Israeli soldier who shot wounded Palestinian in head to be released
An Israeli soldier controversially convicted of manslaughter for shooting dead a Palestinian had his sentence reduced by a third by a military parole board on Monday.
Elor Azaria was initially sentenced to 18 months in prison in 2017, but Israeli military chief of staff Gadi Eisenkot later reduced the term by four months.
The parole board said he is now due to be released on 10 May. It did not provide details of its ruling on Azaria, who was 19 at the time of the shooting in 2016.
Azaria killed Abdel Fattah Yusri Abdel Fattah al-Sharif, a 20-year old Palestinian who stabbed an Israeli soldier in the Tel Rumieda neighbourhood of Hebron on 24 March 2016.
Al-Sharif was shot by Israeli soldiers and wounded. Ramzi Aziz al-Tamimi al-Qasrawi, a 21-year-old, who tried to stab Israeli soldiers along with Sharif was shot dead.
Some 11 minutes after the initial shooting, Azaria, a sergeant and military medic at the time of the incident, shot Sharif in the head as he lay wounded on the ground.
Translation: The moment, one of the occupation soldiers execute the martyr Abdel Fattah Al-Sharif by shooting him in the head while he lay on the ground in Hebron
A video released by B'Tselem, an Israeli NGO that documents human rights violations against Palestinians, showed Azaria shooting Sharif in the head without any apparent provocation.

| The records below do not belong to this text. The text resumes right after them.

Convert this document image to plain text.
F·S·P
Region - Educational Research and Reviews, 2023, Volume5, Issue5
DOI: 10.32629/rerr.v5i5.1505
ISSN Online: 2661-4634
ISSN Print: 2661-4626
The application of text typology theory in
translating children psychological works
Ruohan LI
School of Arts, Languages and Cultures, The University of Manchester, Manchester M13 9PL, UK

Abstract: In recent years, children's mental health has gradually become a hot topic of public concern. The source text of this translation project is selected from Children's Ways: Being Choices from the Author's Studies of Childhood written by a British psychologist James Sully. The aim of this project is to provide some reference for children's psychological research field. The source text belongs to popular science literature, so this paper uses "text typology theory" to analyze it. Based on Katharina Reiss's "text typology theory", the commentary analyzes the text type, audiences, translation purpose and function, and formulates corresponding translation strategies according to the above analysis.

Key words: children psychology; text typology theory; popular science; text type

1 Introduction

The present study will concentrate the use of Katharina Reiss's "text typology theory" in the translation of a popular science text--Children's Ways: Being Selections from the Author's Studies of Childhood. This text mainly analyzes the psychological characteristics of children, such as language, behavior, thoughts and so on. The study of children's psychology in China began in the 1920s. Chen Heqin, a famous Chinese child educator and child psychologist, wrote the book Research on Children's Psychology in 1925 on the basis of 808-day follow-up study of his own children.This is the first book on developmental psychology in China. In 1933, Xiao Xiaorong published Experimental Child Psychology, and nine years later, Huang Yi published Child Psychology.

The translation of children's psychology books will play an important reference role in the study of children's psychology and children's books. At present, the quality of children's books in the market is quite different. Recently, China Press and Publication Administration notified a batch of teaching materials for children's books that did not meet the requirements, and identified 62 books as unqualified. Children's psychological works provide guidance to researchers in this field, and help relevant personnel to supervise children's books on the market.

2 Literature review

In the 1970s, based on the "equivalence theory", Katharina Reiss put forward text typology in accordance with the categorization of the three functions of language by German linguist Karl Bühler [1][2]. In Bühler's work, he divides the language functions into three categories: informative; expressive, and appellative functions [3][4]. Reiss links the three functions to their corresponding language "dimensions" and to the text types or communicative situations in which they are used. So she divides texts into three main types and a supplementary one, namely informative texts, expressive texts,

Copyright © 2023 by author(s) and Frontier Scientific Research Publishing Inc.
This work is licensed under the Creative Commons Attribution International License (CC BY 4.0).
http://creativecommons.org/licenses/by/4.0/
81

Azaria said that at the time he "feared Al-Sharif was wearing an explosive belt and could blow himself up," a claim judges rejected.
Israel detained Sharif's body for almost two months, preventing his family from burying him according to Muslim tradition.

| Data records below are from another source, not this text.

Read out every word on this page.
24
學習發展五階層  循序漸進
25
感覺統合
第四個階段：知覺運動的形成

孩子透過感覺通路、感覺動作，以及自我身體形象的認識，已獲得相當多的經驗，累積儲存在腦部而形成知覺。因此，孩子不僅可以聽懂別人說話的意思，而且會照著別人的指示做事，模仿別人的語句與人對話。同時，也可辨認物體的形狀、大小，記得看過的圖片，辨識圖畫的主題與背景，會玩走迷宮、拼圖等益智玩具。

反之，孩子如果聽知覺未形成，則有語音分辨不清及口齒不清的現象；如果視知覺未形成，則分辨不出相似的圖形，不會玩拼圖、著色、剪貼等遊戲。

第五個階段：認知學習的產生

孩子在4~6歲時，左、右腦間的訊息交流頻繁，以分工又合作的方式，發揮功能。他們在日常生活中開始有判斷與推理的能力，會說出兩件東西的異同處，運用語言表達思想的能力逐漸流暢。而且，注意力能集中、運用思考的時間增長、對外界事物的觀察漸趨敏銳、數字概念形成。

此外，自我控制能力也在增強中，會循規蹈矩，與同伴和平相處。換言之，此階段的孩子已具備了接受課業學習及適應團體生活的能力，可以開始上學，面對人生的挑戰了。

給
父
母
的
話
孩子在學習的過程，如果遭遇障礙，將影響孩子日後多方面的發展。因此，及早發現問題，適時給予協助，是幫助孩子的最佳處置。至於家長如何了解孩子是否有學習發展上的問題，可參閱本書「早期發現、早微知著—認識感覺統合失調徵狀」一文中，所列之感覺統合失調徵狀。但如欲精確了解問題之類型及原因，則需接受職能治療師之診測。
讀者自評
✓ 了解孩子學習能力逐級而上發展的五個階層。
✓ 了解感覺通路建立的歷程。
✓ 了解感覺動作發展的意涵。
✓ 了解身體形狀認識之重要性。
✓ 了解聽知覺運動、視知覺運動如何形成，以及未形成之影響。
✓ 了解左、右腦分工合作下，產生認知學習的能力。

Azaria began serving his sentence on 9 August last year and will have served less than a year in prison on his release.
His trial captivated Israel and highlighted deep divisions in public opinion between those who denounced the shooting and others who said it was justified.
Top military brass strongly denounced Azaria's actions, but right-wing politicians, including Prime Minister Benjamin Netanyahu, called for him to be pardoned.

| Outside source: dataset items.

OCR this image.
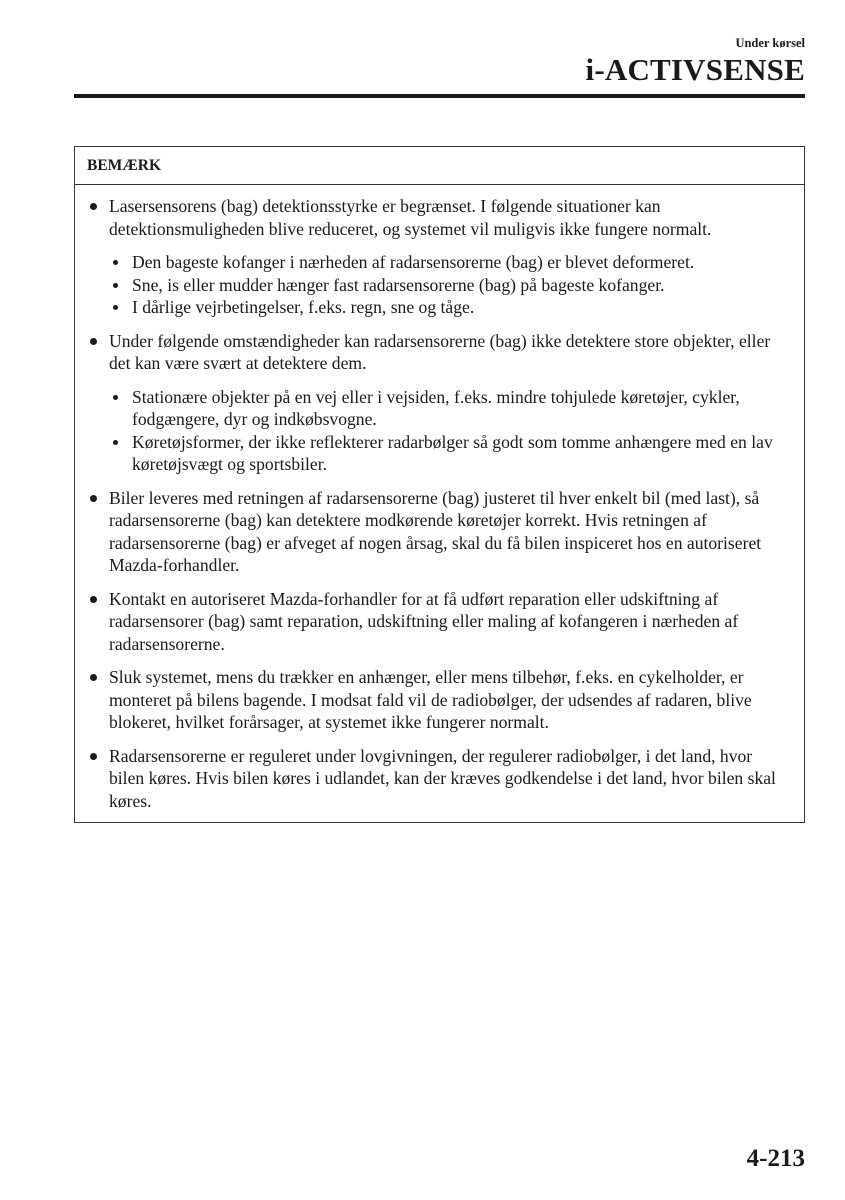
Under kørsel
i-ACTIVSENSE
BEMÆRK
Lasersensorens (bag) detektionsstyrke er begrænset. I følgende situationer kan detektionsmuligheden blive reduceret, og systemet vil muligvis ikke fungere normalt.
Den bageste kofanger i nærheden af radarsensorerne (bag) er blevet deformeret.
Sne, is eller mudder hænger fast radarsensorerne (bag) på bageste kofanger.
I dårlige vejrbetingelser, f.eks. regn, sne og tåge.
Under følgende omstændigheder kan radarsensorerne (bag) ikke detektere store objekter, eller det kan være svært at detektere dem.
Stationære objekter på en vej eller i vejsiden, f.eks. mindre tohjulede køretøjer, cykler, fodgængere, dyr og indkøbsvogne.
Køretøjsformer, der ikke reflekterer radarbølger så godt som tomme anhængere med en lav køretøjsvægt og sportsbiler.
Biler leveres med retningen af radarsensorerne (bag) justeret til hver enkelt bil (med last), så radarsensorerne (bag) kan detektere modkørende køretøjer korrekt. Hvis retningen af radarsensorerne (bag) er afveget af nogen årsag, skal du få bilen inspiceret hos en autoriseret Mazda-forhandler.
Kontakt en autoriseret Mazda-forhandler for at få udført reparation eller udskiftning af radarsensorer (bag) samt reparation, udskiftning eller maling af kofangeren i nærheden af radarsensorerne.
Sluk systemet, mens du trækker en anhænger, eller mens tilbehør, f.eks. en cykelholder, er monteret på bilens bagende. I modsat fald vil de radiobølger, der udsendes af radaren, blive blokeret, hvilket forårsager, at systemet ikke fungerer normalt.
Radarsensorerne er reguleret under lovgivningen, der regulerer radiobølger, i det land, hvor bilen køres. Hvis bilen køres i udlandet, kan der kræves godkendelse i det land, hvor bilen skal køres.
4-213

It also highlighted rifts between Ashkenazi and Mizrahi Jews in Israeli society.
Azaria, a Mizrahi Jew whose family originate from Yemen, was seen as a victim of discrimination by the Ashkenazi-Jewish elite in Israeli society against those from Arab countries.
Some Israeli critics saw Azaria's Arab background as a reason he was tried in front of an Israeli court, while suggesting that if he had been Ashkenazi he would not have been tried.
Ashkenazis, who come mainly from Europe, control Israel's political, business, legal and military establishment.